Figure 3. VEGF-related miRNAs and VEGF levels in photoreceptors. (A) qRT-PCR for cellular miRNAs miR-20a-3p, miR-20a-5p, miR-20b, miR-106a-5p expression determination and (B) ELISA test for VEGF levels in photoreceptors stimulated with normal glucose (5 mM D-glucose); high glucose (30 mM D-glucose); HG + RvD1 (RvD1, 50 nM); HG + RvD1 + Boc2 (20 μM). Values are expressed as mean ± s.e.m. of n = 9 values, obtained from the triplicates of three independent experiments. They were analyzed by one-way ANOVA followed by Bonferroni’s test for each panel. NG, normal glucose; HG, high glucose; RvD1, Resolvin D1; Boc2, selective FPR2 inhibitor. *P < 0.01 vs. NG; °P < 0.01 vs. HG.
Photoreceptors Release Exosomes While Exposed to HG
We found that exposure to photoreceptors to high glucose e induced release of small vesicles that were exosomes as assessed by Nanoparticle Tracking Analysis (Figure 4A) and Transmission Electron Microscopy imaging (Figure 4B). Furthermore, exosomes expressed in their surface specific validated markers annexin A2 and flotillin-1 (Figures 5A,B). Photoreceptors exposure to different media modified exosome markers expression patterns. HG increased the number of released exosomes (+115.3% increase) (Figures 4A,B). High glucose exposure increased the annexin A2 and flotillin-1 protein levels to + 222.2% and + 220%, respectively (Figures 5A,B). Interestingly, photoreceptor culture treated with RvD1 released significantly less exosomes, about 50% decrease, compared to non-treated cells exposed to HG. Boc2 abolished the RvD1 effect, leading to exosome number not dissimilar to exosome levels released by cells exposed to HG (Figures 4, 5).

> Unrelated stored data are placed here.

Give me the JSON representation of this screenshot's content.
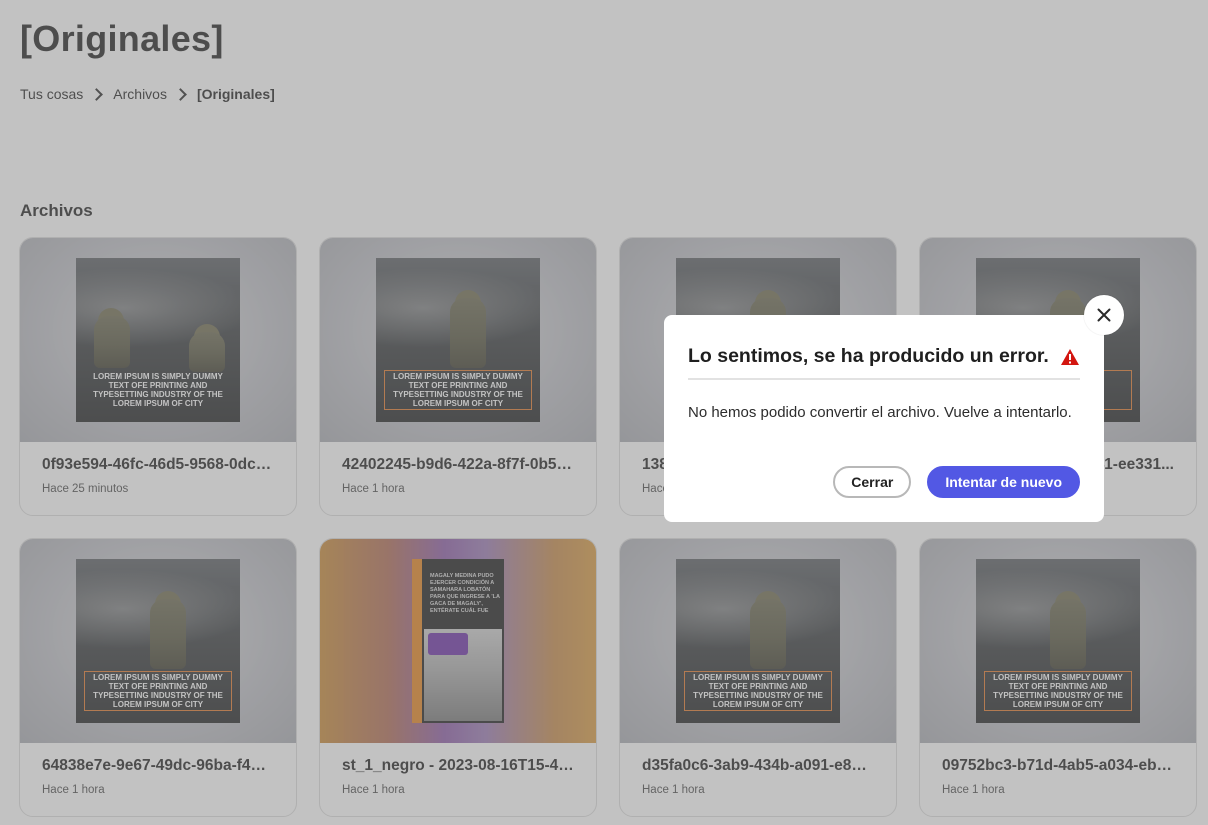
{
  "page": {
    "title": "[Originales]"
  },
  "breadcrumb": [
    "Tus cosas",
    "Archivos",
    "[Originales]"
  ],
  "section": {
    "title": "Archivos"
  },
  "cards": [
    {
      "name": "0f93e594-46fc-46d5-9568-0dca...",
      "time": "Hace 25 minutos",
      "thumb_text": "Lorem ipsum is simply dummy text ofe printing and typesetting industry of the lorem ipsum of city",
      "thumb_type": "soldiers"
    },
    {
      "name": "42402245-b9d6-422a-8f7f-0b59...",
      "time": "Hace 1 hora",
      "thumb_text": "Lorem ipsum is simply dummy text ofe printing and typesetting industry of the lorem ipsum of city",
      "thumb_type": "soldier"
    },
    {
      "name": "138",
      "time": "Hace",
      "thumb_text": "",
      "thumb_type": "soldier"
    },
    {
      "name": "41-ee331...",
      "time": "",
      "thumb_text": "",
      "thumb_type": "soldier"
    },
    {
      "name": "64838e7e-9e67-49dc-96ba-f477...",
      "time": "Hace 1 hora",
      "thumb_text": "Lorem ipsum is simply dummy text ofe printing and typesetting industry of the lorem ipsum of city",
      "thumb_type": "soldier"
    },
    {
      "name": "st_1_negro - 2023-08-16T15-45-34",
      "time": "Hace 1 hora",
      "thumb_text": "Magaly Medina pudo ejercer condición a Samahara Lobatón para que ingrese a 'La Gaca de Magaly', entérate cuál fue",
      "thumb_type": "story"
    },
    {
      "name": "d35fa0c6-3ab9-434b-a091-e857...",
      "time": "Hace 1 hora",
      "thumb_text": "Lorem ipsum is simply dummy text ofe printing and typesetting industry of the lorem ipsum of city",
      "thumb_type": "soldier"
    },
    {
      "name": "09752bc3-b71d-4ab5-a034-eb6...",
      "time": "Hace 1 hora",
      "thumb_text": "Lorem ipsum is simply dummy text ofe printing and typesetting industry of the lorem ipsum of city",
      "thumb_type": "soldier"
    }
  ],
  "dialog": {
    "title": "Lo sentimos, se ha producido un error.",
    "message": "No hemos podido convertir el archivo. Vuelve a intentarlo.",
    "secondary_label": "Cerrar",
    "primary_label": "Intentar de nuevo",
    "alert_icon": "alert-triangle-icon",
    "close_icon": "close-icon",
    "colors": {
      "primary": "#5258e4",
      "alert": "#d31510"
    }
  }
}
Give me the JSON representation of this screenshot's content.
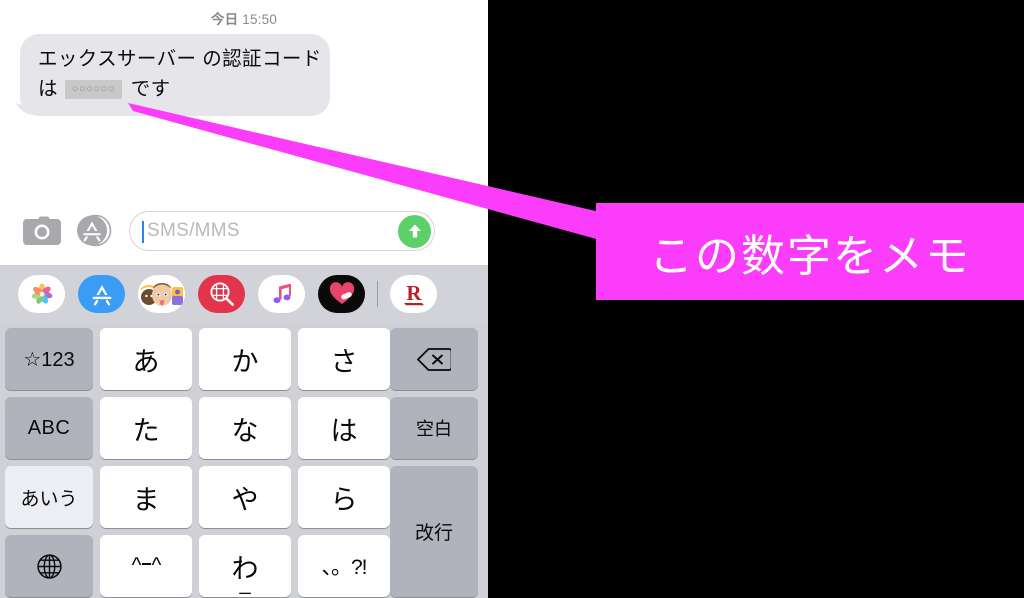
{
  "colors": {
    "annotation_magenta": "#fb3cfb",
    "bubble_gray": "#e5e5ea",
    "send_green": "#5ed06a",
    "keyboard_bg": "#cfd1d6",
    "key_white": "#ffffff",
    "key_func_gray": "#b0b3bb",
    "backdrop_black": "#000000"
  },
  "conversation": {
    "timestamp_day": "今日",
    "timestamp_time": "15:50",
    "message": {
      "line1": "エックスサーバー の認証コード",
      "line2_prefix": "は",
      "redacted_code": "○○○○○○",
      "line2_suffix": "です"
    }
  },
  "input_bar": {
    "camera_icon": "camera-icon",
    "appstore_icon": "app-store-icon",
    "placeholder": "SMS/MMS",
    "value": "",
    "send_icon": "arrow-up-icon"
  },
  "app_drawer": {
    "items": [
      {
        "name": "photos-app-icon",
        "label": "Photos"
      },
      {
        "name": "app-store-app-icon",
        "label": "App Store"
      },
      {
        "name": "memoji-stickers-app-icon",
        "label": "Memoji"
      },
      {
        "name": "images-search-app-icon",
        "label": "#images"
      },
      {
        "name": "music-app-icon",
        "label": "Music"
      },
      {
        "name": "digital-touch-app-icon",
        "label": "Digital Touch"
      },
      {
        "name": "rakuten-app-icon",
        "label": "R"
      }
    ]
  },
  "keyboard": {
    "rows": [
      [
        {
          "label": "☆123",
          "type": "func",
          "name": "key-symbols-123"
        },
        {
          "label": "あ",
          "type": "letter",
          "name": "key-a"
        },
        {
          "label": "か",
          "type": "letter",
          "name": "key-ka"
        },
        {
          "label": "さ",
          "type": "letter",
          "name": "key-sa"
        },
        {
          "label": "⌫",
          "type": "func",
          "name": "key-delete"
        }
      ],
      [
        {
          "label": "ABC",
          "type": "func",
          "name": "key-abc"
        },
        {
          "label": "た",
          "type": "letter",
          "name": "key-ta"
        },
        {
          "label": "な",
          "type": "letter",
          "name": "key-na"
        },
        {
          "label": "は",
          "type": "letter",
          "name": "key-ha"
        },
        {
          "label": "空白",
          "type": "func",
          "name": "key-space"
        }
      ],
      [
        {
          "label": "あいう",
          "type": "active",
          "name": "key-kana-mode"
        },
        {
          "label": "ま",
          "type": "letter",
          "name": "key-ma"
        },
        {
          "label": "や",
          "type": "letter",
          "name": "key-ya"
        },
        {
          "label": "ら",
          "type": "letter",
          "name": "key-ra"
        },
        {
          "label": "改行",
          "type": "func",
          "name": "key-return"
        }
      ],
      [
        {
          "label": "🌐",
          "type": "func",
          "name": "key-globe"
        },
        {
          "label": "^_^",
          "type": "letter",
          "name": "key-kaomoji"
        },
        {
          "label": "わ",
          "type": "letter",
          "name": "key-wa"
        },
        {
          "label": "、。?!",
          "type": "letter",
          "name": "key-punctuation"
        }
      ]
    ],
    "key_labels": {
      "symbols": "☆123",
      "abc": "ABC",
      "kana": "あいう",
      "space": "空白",
      "return": "改行",
      "kaomoji_left": "^",
      "kaomoji_right": "^",
      "wa": "わ",
      "wa_underscore": "_",
      "punctuation": "、。?!",
      "a": "あ",
      "ka": "か",
      "sa": "さ",
      "ta": "た",
      "na": "な",
      "ha": "は",
      "ma": "ま",
      "ya": "や",
      "ra": "ら"
    }
  },
  "annotation": {
    "banner_text": "この数字をメモ",
    "arrow_name": "pointer-arrow"
  }
}
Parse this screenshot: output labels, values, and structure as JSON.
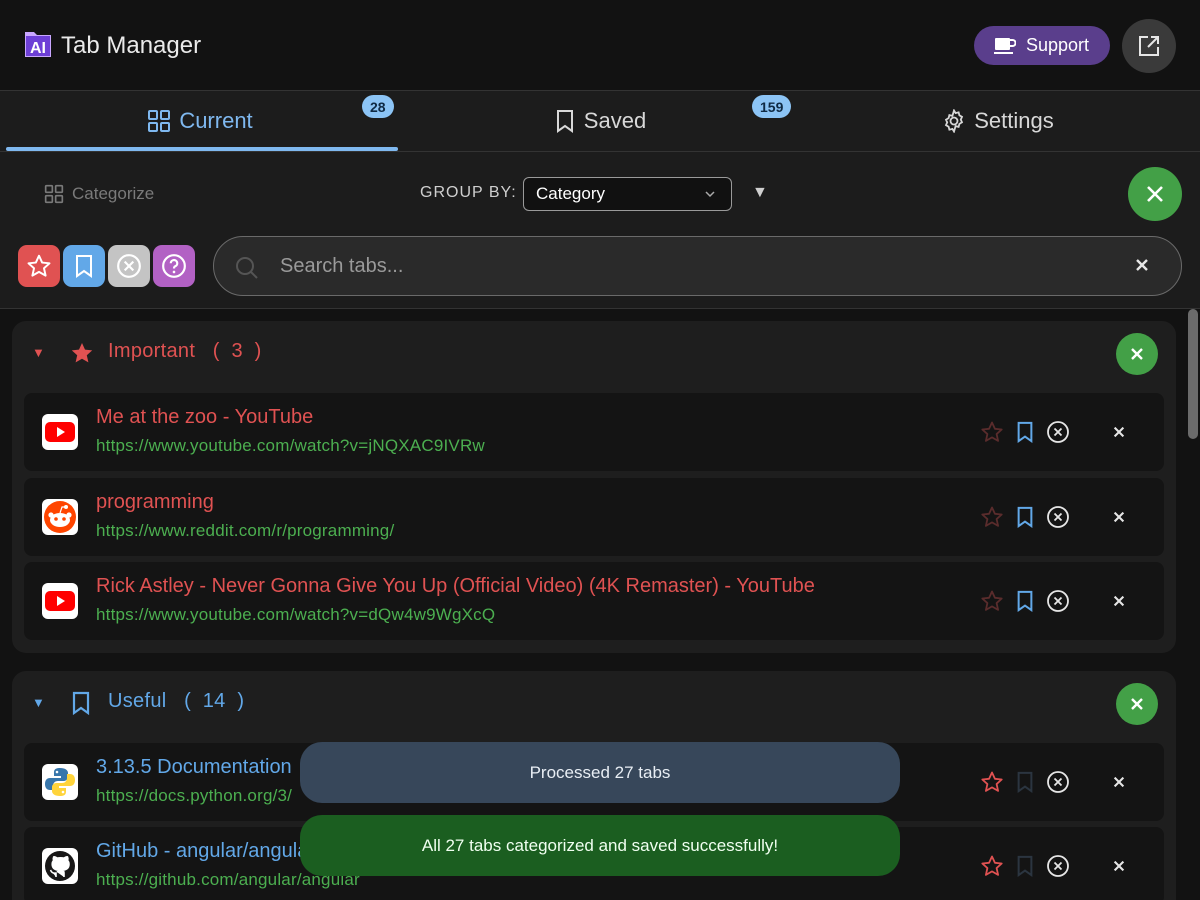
{
  "header": {
    "logo_text": "AI",
    "title": "Tab Manager",
    "support_label": "Support",
    "open_icon": "open-external-icon"
  },
  "tabs": [
    {
      "label": "Current",
      "badge": "28",
      "active": true,
      "icon": "grid-icon"
    },
    {
      "label": "Saved",
      "badge": "159",
      "active": false,
      "icon": "bookmark-icon"
    },
    {
      "label": "Settings",
      "active": false,
      "icon": "gear-icon"
    }
  ],
  "toolbar": {
    "categorize_label": "Categorize",
    "group_by_label": "GROUP BY:",
    "group_by_value": "Category",
    "sort_arrow": "▼",
    "filters": [
      {
        "name": "important-filter",
        "icon": "star-icon",
        "color": "#e05252"
      },
      {
        "name": "useful-filter",
        "icon": "bookmark-icon",
        "color": "#62a8e8"
      },
      {
        "name": "ignore-filter",
        "icon": "circle-x-icon",
        "color": "#c4c4c4"
      },
      {
        "name": "uncategorized-filter",
        "icon": "question-icon",
        "color": "#b261c4"
      }
    ],
    "search_placeholder": "Search tabs..."
  },
  "groups": [
    {
      "title": "Important",
      "count": "3",
      "color": "#e05252",
      "tabs": [
        {
          "title": "Me at the zoo - YouTube",
          "url": "https://www.youtube.com/watch?v=jNQXAC9IVRw",
          "site": "youtube"
        },
        {
          "title": "programming",
          "url": "https://www.reddit.com/r/programming/",
          "site": "reddit"
        },
        {
          "title": "Rick Astley - Never Gonna Give You Up (Official Video) (4K Remaster) - YouTube",
          "url": "https://www.youtube.com/watch?v=dQw4w9WgXcQ",
          "site": "youtube"
        }
      ]
    },
    {
      "title": "Useful",
      "count": "14",
      "color": "#62a8e8",
      "tabs": [
        {
          "title": "3.13.5 Documentation",
          "url": "https://docs.python.org/3/",
          "site": "python"
        },
        {
          "title": "GitHub - angular/angular",
          "url": "https://github.com/angular/angular",
          "site": "github"
        }
      ]
    }
  ],
  "toasts": {
    "info": "Processed 27 tabs",
    "success": "All 27 tabs categorized and saved successfully!"
  }
}
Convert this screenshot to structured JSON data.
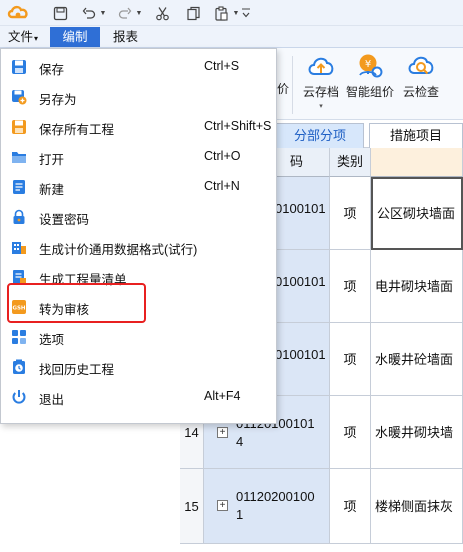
{
  "menu": {
    "tabs": [
      {
        "label": "文件",
        "arrow": "▾"
      },
      {
        "label": "编制"
      },
      {
        "label": "报表"
      }
    ]
  },
  "ribbon": {
    "partial_label": "价",
    "buttons": [
      {
        "label": "云存档",
        "icon": "cloud-upload-icon",
        "arrow": "▾"
      },
      {
        "label": "智能组价",
        "icon": "smart-pricing-icon"
      },
      {
        "label": "云检查",
        "icon": "cloud-check-icon"
      }
    ]
  },
  "content_tabs": [
    "分部分项",
    "措施项目"
  ],
  "grid": {
    "headers": {
      "code_partial": "码",
      "type": "类别"
    },
    "rows": [
      {
        "num": "",
        "code": "0100101",
        "type": "项",
        "name": "公区砌块墙面"
      },
      {
        "num": "",
        "code": "0100101",
        "type": "项",
        "name": "电井砌块墙面"
      },
      {
        "num": "",
        "code": "0100101",
        "type": "项",
        "name": "水暖井砼墙面"
      },
      {
        "num": "14",
        "code_line1": "01120100101",
        "code_line2": "4",
        "type": "项",
        "name": "水暖井砌块墙"
      },
      {
        "num": "15",
        "code_line1": "01120200100",
        "code_line2": "1",
        "type": "项",
        "name": "楼梯侧面抹灰"
      }
    ]
  },
  "file_menu": {
    "items": [
      {
        "label": "保存",
        "shortcut": "Ctrl+S",
        "icon": "save-icon"
      },
      {
        "label": "另存为",
        "shortcut": "",
        "icon": "save-as-icon"
      },
      {
        "label": "保存所有工程",
        "shortcut": "Ctrl+Shift+S",
        "icon": "save-all-icon"
      },
      {
        "label": "打开",
        "shortcut": "Ctrl+O",
        "icon": "open-folder-icon"
      },
      {
        "label": "新建",
        "shortcut": "Ctrl+N",
        "icon": "new-file-icon"
      },
      {
        "label": "设置密码",
        "shortcut": "",
        "icon": "lock-icon"
      },
      {
        "label": "生成计价通用数据格式(试行)",
        "shortcut": "",
        "icon": "export-data-icon"
      },
      {
        "label": "生成工程量清单",
        "shortcut": "",
        "icon": "bill-quantity-icon"
      },
      {
        "label": "转为审核",
        "shortcut": "",
        "icon": "convert-audit-icon",
        "badge": "GSH"
      },
      {
        "label": "选项",
        "shortcut": "",
        "icon": "options-grid-icon"
      },
      {
        "label": "找回历史工程",
        "shortcut": "",
        "icon": "history-icon"
      },
      {
        "label": "退出",
        "shortcut": "Alt+F4",
        "icon": "power-icon"
      }
    ]
  },
  "colors": {
    "accent": "#2f6fd6",
    "highlight_box": "#e82020",
    "menu_icon_blue": "#2a7de1",
    "menu_icon_orange": "#f39a1e"
  }
}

Figure 4. Nanosight and TEM of exosomes released from photoreceptors. Size-distribution of exosomes assessed using a Nanoparticle Tracking Analysis (A) and their release into the extracellular medium assessed by electron microscopy (B) in photoreceptors stimulated with normal glucose (5 mM D-glucose); high glucose (30 mM D-glucose); HG + RvD1 (RvD1, 50 nM); HG + RvD1 + Boc2 (20 μM). Scale bar 500 nm. Magnification 2000X. Values are expressed as mean ± s.e.m. of n = 9 values, obtained from the triplicates of three independent experiments. They were analyzed by one-way ANOVA followed by Bonferroni’s test for each panel. NG, normal glucose; HG, high glucose; RvD1, Resolvin D1; Boc-2, selective FPR2 inhibitor. *P < 0.01 vs. NG; °P < 0.01 vs. HG.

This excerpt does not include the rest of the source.